I had several fellow PCV's read over the following blogs and I asked them all the same question: does this make me sound bitter? Each person I asked tilted their chins down and looked at me over the tops of their seeing-eye glasses. They begrudgingly said, "yes." I remember reading the first draft of this to Julie. It was a year ago. Everything had just happened and she told me it wasn't a good idea to put a three part tirade on the internet for the world to read; it made me sound angry (true) and bitter (in this instance--also true). It wasn't something people would understand unless they lived in Botswana, she said. She was right, but I also feel like I am supposed to articulate my experience in Botswana, the fun as well as the frustrating.

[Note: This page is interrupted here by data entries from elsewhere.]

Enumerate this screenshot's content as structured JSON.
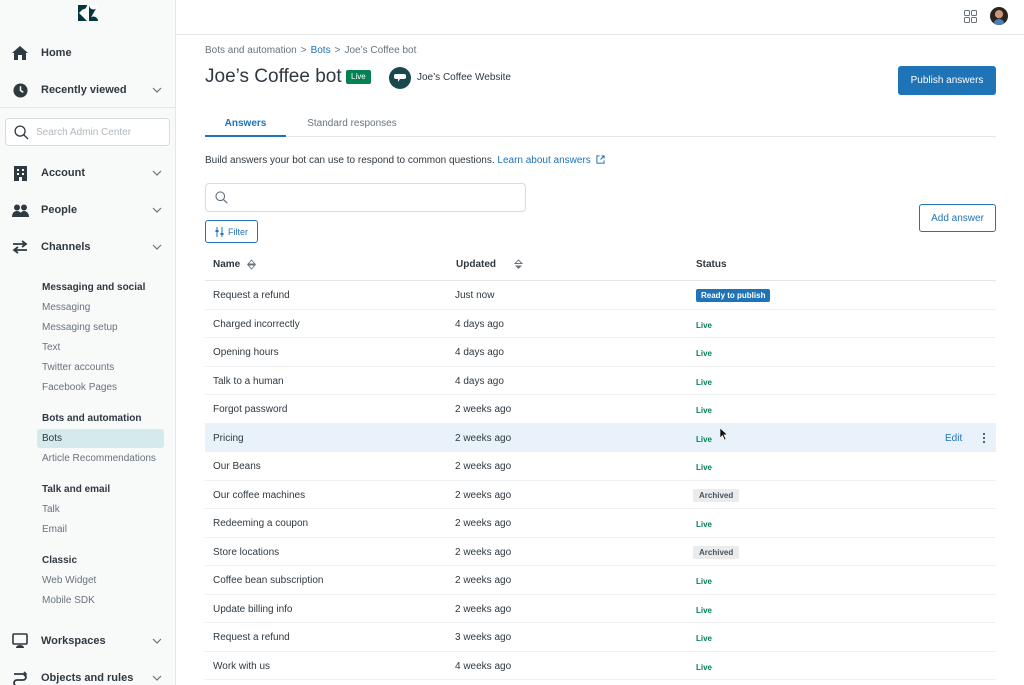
{
  "sidebar": {
    "top_items": [
      {
        "label": "Home",
        "icon": "home-icon"
      },
      {
        "label": "Recently viewed",
        "icon": "clock-icon",
        "expandable": true
      }
    ],
    "search_placeholder": "Search Admin Center",
    "sections": [
      {
        "label": "Account",
        "icon": "building-icon"
      },
      {
        "label": "People",
        "icon": "people-icon"
      },
      {
        "label": "Channels",
        "icon": "arrows-icon"
      }
    ],
    "channels_groups": [
      {
        "heading": "Messaging and social",
        "items": [
          "Messaging",
          "Messaging setup",
          "Text",
          "Twitter accounts",
          "Facebook Pages"
        ]
      },
      {
        "heading": "Bots and automation",
        "items": [
          "Bots",
          "Article Recommendations"
        ],
        "active": "Bots"
      },
      {
        "heading": "Talk and email",
        "items": [
          "Talk",
          "Email"
        ]
      },
      {
        "heading": "Classic",
        "items": [
          "Web Widget",
          "Mobile SDK"
        ]
      }
    ],
    "bottom_items": [
      {
        "label": "Workspaces",
        "icon": "monitor-icon"
      },
      {
        "label": "Objects and rules",
        "icon": "routing-icon"
      }
    ]
  },
  "breadcrumb": {
    "items": [
      "Bots and automation",
      "Bots",
      "Joe’s Coffee bot"
    ],
    "separator": ">"
  },
  "header": {
    "title": "Joe’s Coffee bot",
    "status_badge": "Live",
    "channel_name": "Joe’s Coffee Website",
    "publish_label": "Publish answers"
  },
  "tabs": [
    {
      "label": "Answers",
      "active": true
    },
    {
      "label": "Standard responses",
      "active": false
    }
  ],
  "description": {
    "text": "Build answers your bot can use to respond to common questions.",
    "link": "Learn about answers"
  },
  "search": {
    "value": "",
    "placeholder": ""
  },
  "filter_label": "Filter",
  "add_answer_label": "Add answer",
  "table": {
    "columns": [
      "Name",
      "Updated",
      "Status"
    ],
    "rows": [
      {
        "name": "Request a refund",
        "updated": "Just now",
        "status": "Ready to publish"
      },
      {
        "name": "Charged incorrectly",
        "updated": "4 days ago",
        "status": "Live"
      },
      {
        "name": "Opening hours",
        "updated": "4 days ago",
        "status": "Live"
      },
      {
        "name": "Talk to a human",
        "updated": "4 days ago",
        "status": "Live"
      },
      {
        "name": "Forgot password",
        "updated": "2 weeks ago",
        "status": "Live"
      },
      {
        "name": "Pricing",
        "updated": "2 weeks ago",
        "status": "Live",
        "hovered": true
      },
      {
        "name": "Our Beans",
        "updated": "2 weeks ago",
        "status": "Live"
      },
      {
        "name": "Our coffee machines",
        "updated": "2 weeks ago",
        "status": "Archived"
      },
      {
        "name": "Redeeming a coupon",
        "updated": "2 weeks ago",
        "status": "Live"
      },
      {
        "name": "Store locations",
        "updated": "2 weeks ago",
        "status": "Archived"
      },
      {
        "name": "Coffee bean subscription",
        "updated": "2 weeks ago",
        "status": "Live"
      },
      {
        "name": "Update billing info",
        "updated": "2 weeks ago",
        "status": "Live"
      },
      {
        "name": "Request a refund",
        "updated": "3 weeks ago",
        "status": "Live"
      },
      {
        "name": "Work with us",
        "updated": "4 weeks ago",
        "status": "Live"
      }
    ],
    "row_actions": {
      "edit_label": "Edit"
    }
  },
  "colors": {
    "accent": "#1f73b7",
    "live_green": "#038153",
    "brand_dark": "#17494d",
    "active_nav_bg": "#d4eaeb",
    "hover_row_bg": "#e9f2fb"
  }
}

As usual, consider this prologue my disclaimer. I'll sob when I have to leave Botswana. I'll have to leave one home to return to another but whether I like it or not, my relationship with MD has shaped a large part of my Peace Corps service. I'll never be able to separate my run-ins with him from my time in Botswana. As time passed, and other volunteers have had freakishly similar situations in their offices, I think back on the lessons I've learned and I still can't figure it all out.
Just know that my blog, and these (lengthy) entries in particular, are slanted. Its my perception of things and my perception is far from the truth, whatever "the truth" is. Just as many good things have happened since I've been here, maybe more, but for every high, there's a low and don't let any PCV ever tell you different, because that, that's the truth.